GuruFocus.com provides payed API to get stocks fundamental data but there are only 2,000 calls per month. I monitor more then 5,000 stocks and need to know what new fundamental data were recently uploaded to GuruFocus to use my limited API calls only to get new data.

The site provides free access to the recent 4 quarters of the data. I web-scrap the free web-pages to get most recent available date for each my stock. Then I compare the most recent available date on the site to the data I already downloaded. I use API calls only to get fundamental data if it's new.

image

The data (most recent available dates in csv file and fundamental data in JSON files) are uploaded to S3 bucket.

There are Snowflake external tables configured to get staging data exactly as they are in S3 files.

DBT macro is used to parse JSON records in the staging table and each individual part is stored in its own table in Snowflake.

The macro gets keys from the 1st JSON record in the staging table:

with stg as (select * from {{ source('Json_Data', 'fundamental_stg') }} limit 1) select distinct json.key as column_name from stg, lateral flatten(stg.value:financials:{{ key1 }}:{{ key2}}) json

starting from the specific key for each balance sheet, income statement, chash flow etc parts and based on the result creates SELECT statement to build correspondent tables.

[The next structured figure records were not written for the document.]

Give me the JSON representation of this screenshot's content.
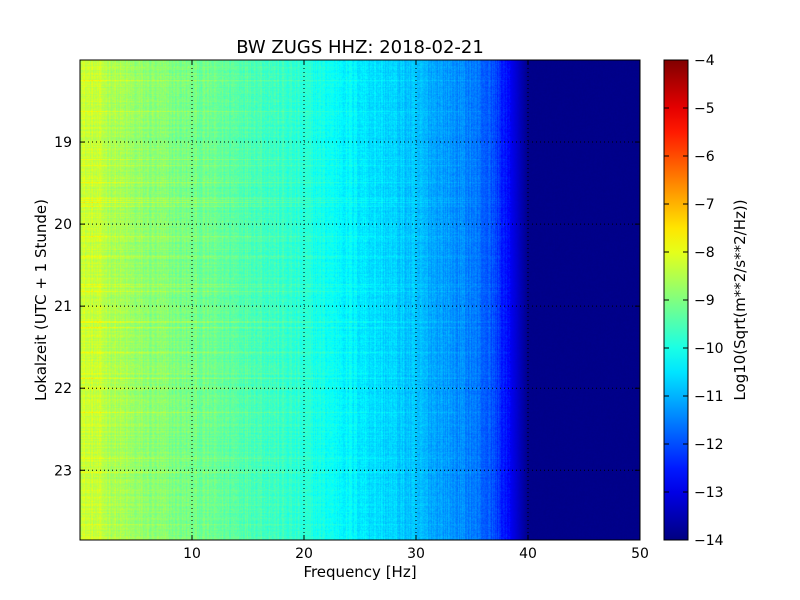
{
  "chart_data": {
    "type": "heatmap",
    "title": "BW ZUGS HHZ: 2018-02-21",
    "xlabel": "Frequency [Hz]",
    "ylabel": "Lokalzeit (UTC + 1 Stunde)",
    "xlim": [
      0,
      50
    ],
    "ylim": [
      18.0,
      23.85
    ],
    "y_inverted": true,
    "xticks": [
      10,
      20,
      30,
      40,
      50
    ],
    "yticks": [
      19,
      20,
      21,
      22,
      23
    ],
    "grid": true,
    "colormap": "jet",
    "colorbar": {
      "label": "Log10(Sqrt(m**2/s**2/Hz))",
      "range": [
        -14,
        -4
      ],
      "ticks": [
        -4,
        -5,
        -6,
        -7,
        -8,
        -9,
        -10,
        -11,
        -12,
        -13,
        -14
      ]
    },
    "spectrum_profile": {
      "frequency_hz": [
        0,
        2,
        5,
        10,
        15,
        20,
        25,
        30,
        35,
        37,
        38,
        39,
        40,
        50
      ],
      "log10_amplitude": [
        -8.2,
        -8.4,
        -8.8,
        -9.1,
        -9.4,
        -9.9,
        -10.4,
        -10.9,
        -11.5,
        -12.0,
        -12.6,
        -13.2,
        -13.9,
        -13.9
      ]
    }
  }
}
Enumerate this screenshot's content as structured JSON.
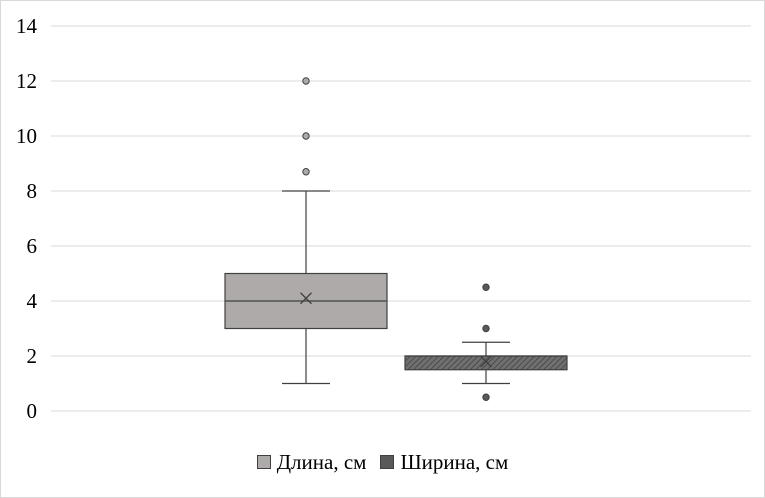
{
  "chart_data": {
    "type": "box",
    "ylim": [
      0,
      14
    ],
    "yticks": [
      0,
      2,
      4,
      6,
      8,
      10,
      12,
      14
    ],
    "grid": true,
    "legend_position": "bottom",
    "series": [
      {
        "name": "Длина, см",
        "fill": "#aeaaaa",
        "whisker_low": 1,
        "q1": 3,
        "median": 4,
        "q3": 5,
        "whisker_high": 8,
        "mean": 4.1,
        "outliers": [
          8.7,
          10,
          12
        ]
      },
      {
        "name": "Ширина, см",
        "fill": "#595959",
        "whisker_low": 1,
        "q1": 1.5,
        "median": 2,
        "q3": 2,
        "whisker_high": 2.5,
        "mean": 1.8,
        "outliers": [
          0.5,
          3,
          4.5
        ]
      }
    ]
  }
}
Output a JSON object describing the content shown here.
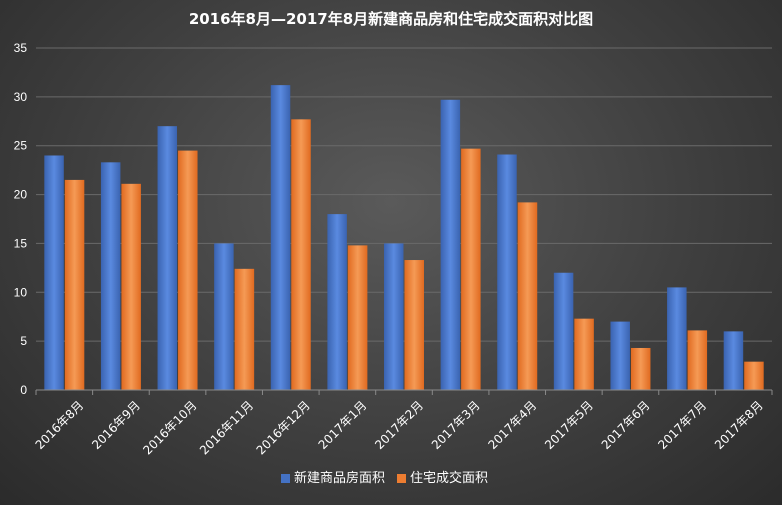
{
  "chart_data": {
    "type": "bar",
    "title": "2016年8月—2017年8月新建商品房和住宅成交面积对比图",
    "xlabel": "",
    "ylabel": "",
    "ylim": [
      0,
      35
    ],
    "yticks": [
      0,
      5,
      10,
      15,
      20,
      25,
      30,
      35
    ],
    "grid": true,
    "legend": "bottom",
    "categories": [
      "2016年8月",
      "2016年9月",
      "2016年10月",
      "2016年11月",
      "2016年12月",
      "2017年1月",
      "2017年2月",
      "2017年3月",
      "2017年4月",
      "2017年5月",
      "2017年6月",
      "2017年7月",
      "2017年8月"
    ],
    "series": [
      {
        "name": "新建商品房面积",
        "color": "#4472c4",
        "values": [
          24,
          23.3,
          27,
          15,
          31.2,
          18,
          15,
          29.7,
          24.1,
          12,
          7,
          10.5,
          6
        ]
      },
      {
        "name": "住宅成交面积",
        "color": "#ed7d31",
        "values": [
          21.5,
          21.1,
          24.5,
          12.4,
          27.7,
          14.8,
          13.3,
          24.7,
          19.2,
          7.3,
          4.3,
          6.1,
          2.9
        ]
      }
    ]
  }
}
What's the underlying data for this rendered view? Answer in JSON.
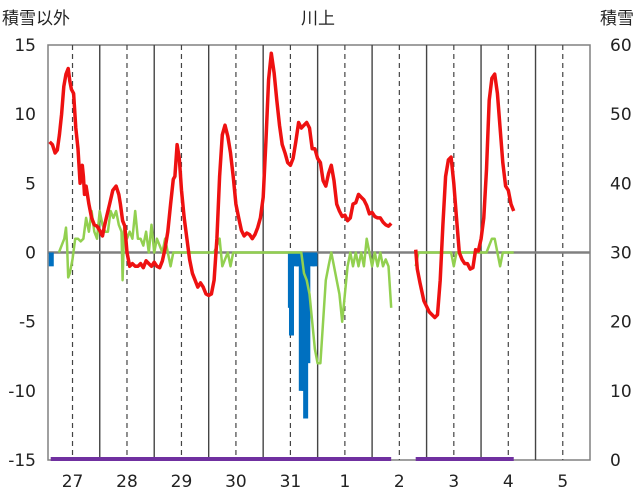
{
  "chart_data": {
    "type": "line",
    "title": "川上",
    "left_axis_label": "積雪以外",
    "right_axis_label": "積雪",
    "left_ylim": [
      -15,
      15
    ],
    "left_ticks": [
      -15,
      -10,
      -5,
      0,
      5,
      10,
      15
    ],
    "right_ylim": [
      0,
      60
    ],
    "right_ticks": [
      0,
      10,
      20,
      30,
      40,
      50,
      60
    ],
    "x_ticks": [
      "27",
      "28",
      "29",
      "30",
      "31",
      "1",
      "2",
      "3",
      "4",
      "5"
    ],
    "xlim": [
      26.55,
      36.5
    ],
    "grid": "vertical dashed at day centers, solid at day boundaries",
    "colors": {
      "red": "#ee1111",
      "green": "#92d050",
      "blue": "#0070c0",
      "purple": "#7030a0",
      "zero": "#808080"
    },
    "series": [
      {
        "color": "red",
        "axis": "left",
        "points": [
          [
            26.58,
            8
          ],
          [
            26.63,
            7.8
          ],
          [
            26.68,
            7.2
          ],
          [
            26.72,
            7.4
          ],
          [
            26.76,
            8.5
          ],
          [
            26.8,
            10
          ],
          [
            26.84,
            12
          ],
          [
            26.88,
            12.9
          ],
          [
            26.92,
            13.3
          ],
          [
            26.95,
            12.4
          ],
          [
            26.98,
            11.8
          ],
          [
            27.02,
            11.5
          ],
          [
            27.06,
            9
          ],
          [
            27.1,
            7.5
          ],
          [
            27.14,
            5
          ],
          [
            27.18,
            6.3
          ],
          [
            27.2,
            5.5
          ],
          [
            27.22,
            4.2
          ],
          [
            27.25,
            4.8
          ],
          [
            27.3,
            3.5
          ],
          [
            27.35,
            2.5
          ],
          [
            27.4,
            2
          ],
          [
            27.45,
            1.9
          ],
          [
            27.5,
            1.6
          ],
          [
            27.55,
            1.2
          ],
          [
            27.58,
            1.8
          ],
          [
            27.62,
            2.5
          ],
          [
            27.68,
            3.5
          ],
          [
            27.74,
            4.5
          ],
          [
            27.8,
            4.8
          ],
          [
            27.85,
            4.2
          ],
          [
            27.88,
            3.5
          ],
          [
            27.92,
            2.3
          ],
          [
            27.96,
            1.9
          ],
          [
            28.0,
            0
          ],
          [
            28.05,
            -1
          ],
          [
            28.1,
            -0.8
          ],
          [
            28.15,
            -1
          ],
          [
            28.2,
            -1
          ],
          [
            28.25,
            -0.8
          ],
          [
            28.3,
            -1.1
          ],
          [
            28.35,
            -0.6
          ],
          [
            28.4,
            -0.8
          ],
          [
            28.45,
            -1
          ],
          [
            28.5,
            -0.7
          ],
          [
            28.55,
            -1
          ],
          [
            28.6,
            -1.1
          ],
          [
            28.65,
            -0.6
          ],
          [
            28.7,
            0.3
          ],
          [
            28.75,
            1.5
          ],
          [
            28.8,
            3.5
          ],
          [
            28.85,
            5.3
          ],
          [
            28.88,
            5.5
          ],
          [
            28.92,
            7.8
          ],
          [
            28.96,
            6.8
          ],
          [
            29.0,
            4.5
          ],
          [
            29.05,
            2.5
          ],
          [
            29.1,
            1
          ],
          [
            29.15,
            -0.5
          ],
          [
            29.2,
            -1.5
          ],
          [
            29.25,
            -2
          ],
          [
            29.3,
            -2.5
          ],
          [
            29.35,
            -2.2
          ],
          [
            29.4,
            -2.5
          ],
          [
            29.45,
            -3
          ],
          [
            29.5,
            -3.1
          ],
          [
            29.55,
            -3
          ],
          [
            29.6,
            -2
          ],
          [
            29.65,
            1
          ],
          [
            29.7,
            5.5
          ],
          [
            29.75,
            8.5
          ],
          [
            29.8,
            9.2
          ],
          [
            29.85,
            8.4
          ],
          [
            29.9,
            7.2
          ],
          [
            29.95,
            5.5
          ],
          [
            30.0,
            3.5
          ],
          [
            30.05,
            2.5
          ],
          [
            30.1,
            1.6
          ],
          [
            30.15,
            1.2
          ],
          [
            30.2,
            1.4
          ],
          [
            30.25,
            1.3
          ],
          [
            30.3,
            1
          ],
          [
            30.35,
            1.3
          ],
          [
            30.4,
            1.8
          ],
          [
            30.45,
            2.5
          ],
          [
            30.5,
            4
          ],
          [
            30.55,
            8
          ],
          [
            30.6,
            12.5
          ],
          [
            30.65,
            14.4
          ],
          [
            30.7,
            13
          ],
          [
            30.75,
            11
          ],
          [
            30.8,
            9.2
          ],
          [
            30.85,
            7.8
          ],
          [
            30.9,
            7.2
          ],
          [
            30.95,
            6.5
          ],
          [
            31.0,
            6.3
          ],
          [
            31.05,
            6.8
          ],
          [
            31.1,
            8
          ],
          [
            31.15,
            9.4
          ],
          [
            31.2,
            9
          ],
          [
            31.25,
            9.2
          ],
          [
            31.3,
            9.4
          ],
          [
            31.35,
            9
          ],
          [
            31.4,
            7.5
          ],
          [
            31.45,
            7.5
          ],
          [
            31.5,
            6.8
          ],
          [
            31.55,
            6.5
          ],
          [
            31.6,
            5.2
          ],
          [
            31.65,
            4.8
          ],
          [
            31.7,
            5.7
          ],
          [
            31.75,
            6.3
          ],
          [
            31.8,
            5.2
          ],
          [
            31.85,
            3.5
          ],
          [
            31.9,
            3
          ],
          [
            31.95,
            2.6
          ],
          [
            32.0,
            2.7
          ],
          [
            32.05,
            2.3
          ],
          [
            32.1,
            2.5
          ],
          [
            32.15,
            3.5
          ],
          [
            32.2,
            3.6
          ],
          [
            32.25,
            4.2
          ],
          [
            32.3,
            4
          ],
          [
            32.35,
            3.8
          ],
          [
            32.4,
            3.4
          ],
          [
            32.45,
            2.8
          ],
          [
            32.5,
            2.9
          ],
          [
            32.55,
            2.6
          ],
          [
            32.6,
            2.5
          ],
          [
            32.65,
            2.5
          ],
          [
            32.7,
            2.2
          ],
          [
            32.75,
            2
          ],
          [
            32.8,
            1.9
          ],
          [
            32.85,
            2.1
          ]
        ]
      },
      {
        "color": "red",
        "axis": "left",
        "points": [
          [
            33.3,
            0.2
          ],
          [
            33.33,
            -1.2
          ],
          [
            33.38,
            -2.2
          ],
          [
            33.45,
            -3.5
          ],
          [
            33.55,
            -4.3
          ],
          [
            33.65,
            -4.7
          ],
          [
            33.7,
            -4.5
          ],
          [
            33.75,
            -2
          ],
          [
            33.8,
            2
          ],
          [
            33.85,
            5.5
          ],
          [
            33.9,
            6.7
          ],
          [
            33.95,
            6.9
          ],
          [
            34.0,
            5
          ],
          [
            34.05,
            2.5
          ],
          [
            34.1,
            0
          ],
          [
            34.15,
            -0.5
          ],
          [
            34.2,
            -0.8
          ],
          [
            34.25,
            -0.8
          ],
          [
            34.3,
            -1.2
          ],
          [
            34.35,
            -1.1
          ],
          [
            34.4,
            0.2
          ],
          [
            34.45,
            0.1
          ],
          [
            34.5,
            1
          ],
          [
            34.55,
            2.5
          ],
          [
            34.6,
            6
          ],
          [
            34.65,
            11
          ],
          [
            34.7,
            12.6
          ],
          [
            34.75,
            12.9
          ],
          [
            34.8,
            11.5
          ],
          [
            34.85,
            9
          ],
          [
            34.9,
            6.5
          ],
          [
            34.95,
            4.8
          ],
          [
            35.0,
            4.5
          ],
          [
            35.05,
            3.5
          ],
          [
            35.1,
            3
          ]
        ]
      },
      {
        "color": "green",
        "axis": "left",
        "points": [
          [
            26.75,
            0
          ],
          [
            26.8,
            0.5
          ],
          [
            26.85,
            1
          ],
          [
            26.88,
            1.8
          ],
          [
            26.9,
            0.5
          ],
          [
            26.92,
            -1.8
          ],
          [
            26.95,
            -1.5
          ],
          [
            27.0,
            -0.5
          ],
          [
            27.05,
            1
          ],
          [
            27.1,
            1
          ],
          [
            27.15,
            0.8
          ],
          [
            27.2,
            1
          ],
          [
            27.25,
            2.5
          ],
          [
            27.3,
            1.5
          ],
          [
            27.35,
            3
          ],
          [
            27.4,
            1.5
          ],
          [
            27.45,
            1
          ],
          [
            27.5,
            3
          ],
          [
            27.55,
            2
          ],
          [
            27.6,
            1.5
          ],
          [
            27.65,
            1.5
          ],
          [
            27.7,
            3
          ],
          [
            27.75,
            2.5
          ],
          [
            27.8,
            3
          ],
          [
            27.85,
            2
          ],
          [
            27.9,
            1.5
          ],
          [
            27.92,
            -2
          ],
          [
            27.95,
            2
          ],
          [
            28.0,
            1
          ],
          [
            28.05,
            1.5
          ],
          [
            28.1,
            1
          ],
          [
            28.15,
            3
          ],
          [
            28.2,
            1
          ],
          [
            28.25,
            1
          ],
          [
            28.3,
            0.5
          ],
          [
            28.35,
            1.5
          ],
          [
            28.4,
            0
          ],
          [
            28.45,
            2
          ],
          [
            28.5,
            0
          ],
          [
            28.55,
            1
          ],
          [
            28.6,
            0.5
          ],
          [
            28.65,
            0
          ],
          [
            28.7,
            1
          ],
          [
            28.75,
            0
          ],
          [
            28.8,
            -1
          ],
          [
            28.85,
            0
          ],
          [
            29.0,
            0
          ],
          [
            29.2,
            0
          ],
          [
            29.4,
            0
          ],
          [
            29.6,
            0
          ],
          [
            29.65,
            0.5
          ],
          [
            29.7,
            1
          ],
          [
            29.75,
            -1
          ],
          [
            29.8,
            -0.5
          ],
          [
            29.85,
            0
          ],
          [
            29.9,
            -1
          ],
          [
            29.95,
            0
          ],
          [
            30.2,
            0
          ],
          [
            30.4,
            0
          ],
          [
            30.6,
            0
          ],
          [
            30.8,
            0
          ],
          [
            31.0,
            0
          ],
          [
            31.2,
            0
          ],
          [
            31.25,
            -1.5
          ],
          [
            31.3,
            -2
          ],
          [
            31.35,
            -3
          ],
          [
            31.4,
            -5
          ],
          [
            31.45,
            -7
          ],
          [
            31.5,
            -8
          ],
          [
            31.55,
            -8
          ],
          [
            31.6,
            -5
          ],
          [
            31.65,
            -2
          ],
          [
            31.7,
            -1
          ],
          [
            31.75,
            0
          ],
          [
            31.8,
            -1
          ],
          [
            31.85,
            -2
          ],
          [
            31.9,
            -3
          ],
          [
            31.95,
            -5
          ],
          [
            32.0,
            -3
          ],
          [
            32.05,
            -1
          ],
          [
            32.1,
            0
          ],
          [
            32.15,
            -1
          ],
          [
            32.2,
            0
          ],
          [
            32.25,
            -1
          ],
          [
            32.3,
            0
          ],
          [
            32.35,
            -1
          ],
          [
            32.4,
            1
          ],
          [
            32.45,
            0
          ],
          [
            32.5,
            -1
          ],
          [
            32.55,
            0
          ],
          [
            32.6,
            -1
          ],
          [
            32.65,
            0
          ],
          [
            32.7,
            -1
          ],
          [
            32.75,
            -0.5
          ],
          [
            32.8,
            -1
          ],
          [
            32.85,
            -4
          ]
        ]
      },
      {
        "color": "green",
        "axis": "left",
        "points": [
          [
            33.3,
            -1
          ],
          [
            33.35,
            0
          ],
          [
            33.6,
            0
          ],
          [
            33.8,
            0
          ],
          [
            33.95,
            0
          ],
          [
            34.0,
            -1
          ],
          [
            34.05,
            0
          ],
          [
            34.6,
            0
          ],
          [
            34.65,
            0.5
          ],
          [
            34.7,
            1
          ],
          [
            34.75,
            1
          ],
          [
            34.8,
            0
          ],
          [
            34.85,
            -1
          ],
          [
            34.9,
            0
          ],
          [
            35.1,
            0
          ]
        ]
      }
    ],
    "bars": {
      "color": "blue",
      "axis": "left",
      "values": [
        [
          26.61,
          -1
        ],
        [
          31.0,
          -4
        ],
        [
          31.02,
          -6
        ],
        [
          31.1,
          -1
        ],
        [
          31.15,
          -1
        ],
        [
          31.2,
          -10
        ],
        [
          31.25,
          -10
        ],
        [
          31.28,
          -12
        ],
        [
          31.32,
          -8
        ],
        [
          31.4,
          -1
        ],
        [
          31.45,
          -1
        ]
      ]
    },
    "snow_line": {
      "color": "purple",
      "axis": "right",
      "value": 0
    }
  }
}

Redshift version of the get key SQL:

SELECT key as column_name FROM (select * from {{ source('Json_Data', 'fundamental_stg') }} limit 1) AS stg, UNPIVOT stg.value.financials.{{ key1 }}.{{ key2}} AS value AT key;

image

The steps are orchesttrated in Airflow DAG.

image

The project is rather POC then production and requre improvments: incremental load in the tables, clean-up S3 bucket.